Non Disclosure Agreement
Parties. This is an agreement between and Podosphere Technologies. concerning the confidentiality of information relating to the Company. References in this agreement to “The client” mean and all subsidiaries, affiliated companies, associated companies and holding companies together with all and any successors in title and assignees of any of the above.
Proposed. Association Of The Parties. The Company wishes to employ or to contract with, or to enter into discussions in anticipation of employing or contracting with, Podosphere Technologies. The compensation for his/her employment or contract will be not only for his/her services but also for the confidential manner in which his/her services will be performed.
Recognition of a Compelling Need for Confidentiality. Podosphere Technologies realizes that the Company has a compelling need to maintain confidentiality, and further recognizes that his/her employment or contract with the Company, or his/her discussions with the Company for such employment or contract, will place him in a position of special trust and confidence with access to confidential information concerning the Company and its operations.
Consideration. For the reasons explained above, Podosphere Technologies, as a precondition to his/her employment or contract with the Company, and in partial consideration, agrees and covenants with the Company as follows.
Agreement To Notify About A Request. Podosphere Technologies further agrees that if any person or entity requests, subpoenas, of otherwise attempts to obtain confidential or proprietary information or material relating to the Company within his/her custody or control, or within the custody or control of anyone operating on his/her behalf, he/she will notify the Company immediately and will cooperate fully in any legal action by the Company seeking protection against disclosure, on the understanding that the Company will bear the reasonable cost of attorney’s fees and expenses incurred by him in connection with the action.
Agreement To Assign Interest. Podosphere Technologies further agrees to assign to the Company and does hereby assign to the Company, all right, title, and interest in any royalty or remuneration, or anything else of value, that he/she or anyone operating on his/her behalf may acquire as a result of any disclosure or use of information or material in breach of this Agreement. This assignment does not limit any other remedy to which the Company may be entitled.
Recognition of a Compelling Need for Confidentiality. Podosphere Technologies realizes that the Company has a compelling need to maintain confidentiality, and further recognizes that his/her employment or contract with the Company, or his/her discussions with the Company for such employment or contract, will place him in a position of special trust and confidence with access to confidential information concerning the Company and its operations.
“Confidential Information” shall mean all information disclosed by the Disclosing Party to the Receiving Party subject to the following provisions (i) (ii) and (iii)

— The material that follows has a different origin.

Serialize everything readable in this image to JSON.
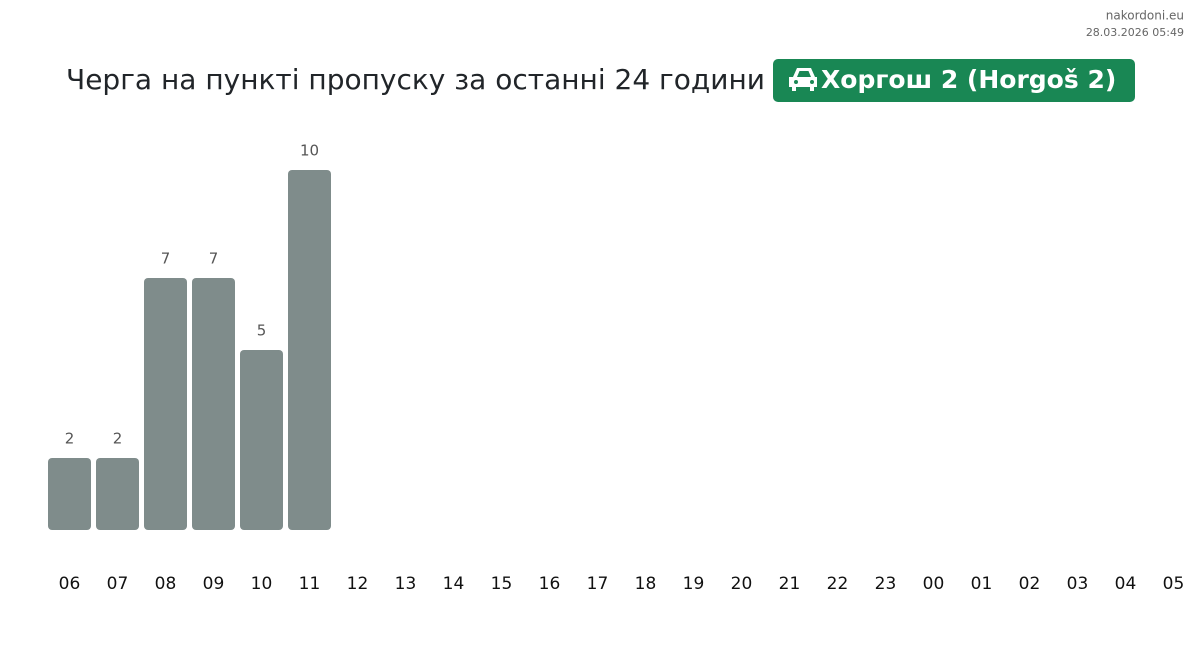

i. It is clarified that Confidential Information shall include, but is not limited to, any trade secret, technique, strategy, component, concept, program, report, study, memorandum, correspondence, documentation, information, manual, record, data, technology, product, plan, design, procedure, method, invention, sample, notes, summaries, analyses, compilations and other writings, cell lines and procedures and formulations for producing any such sample, medium, and / or cell line, process, formula or test data relating to any research project, work in progress, future development, engineering, manufacturing, marketing, pricing, billing, servicing, financing, personnel matter, its present or future products, sales, suppliers, clients, customers, employees, investors, or any other information which the Disclosing Party provides to the Receiving Party whether in oral, written, graphic or electronic form and whether or not such information is identified as such by an appropriate stamp or marking. However, all the Confidential Information disclosed by the Disclosing Party in an intangible form shall be reduced to writing by the Disclosing Party within thirty (30) days from such disclosure and a copy of the same shall be provided to the Receiving Party.
ii. Confidential Information includes information disclosed by the Disclosing Party or by Any individual, firm or corporation controlled by, controlling, or under the common control of the Disclosing Party. iii. Confidential Information shall not include any information which the Receiving Party can demonstrate to the Disclosing Party:
a. Is now, or has become, through no act or failure to act on the part of the Receiving Party, generally known or available to the public;
b. Is known by the Receiving Party at the time of receiving such information as Evidenced by its records;
c. Is discovered/independently developed by the Receiving Party independent of Any disclosures by the Disclosing Party; or
d. Is hereafter furnished to the Receiving Party by a third party, as a matter of right and without restriction on disclosure. “Affiliate” shall mean any business entity which directly or indirectly controls or is controlled by or is under common controls with a party to this Agreement by means of ownership of more than fifty percent (50%) of the voting stock or similar interest in such party. “Representative” shall mean any person or business entity, including such business entity’s directors, officers, employees, agents, advisors (including, without limitation, financial advisors, counsel and accountants) and controlling persons, representing a party to this Agreement. Confidential Information shall be kept confidential and not be disclosed in any manner whatsoever, in whole or in part, to any third party without the prior written consent of the Disclosing Party and shall not be used by the Receiving Party for any purpose other than evaluating the transaction referred to above. The Receiving Party shall protect the Confidential Information received with at least the same degree of care used to protect its own confidential information from unauthorized use or disclosure.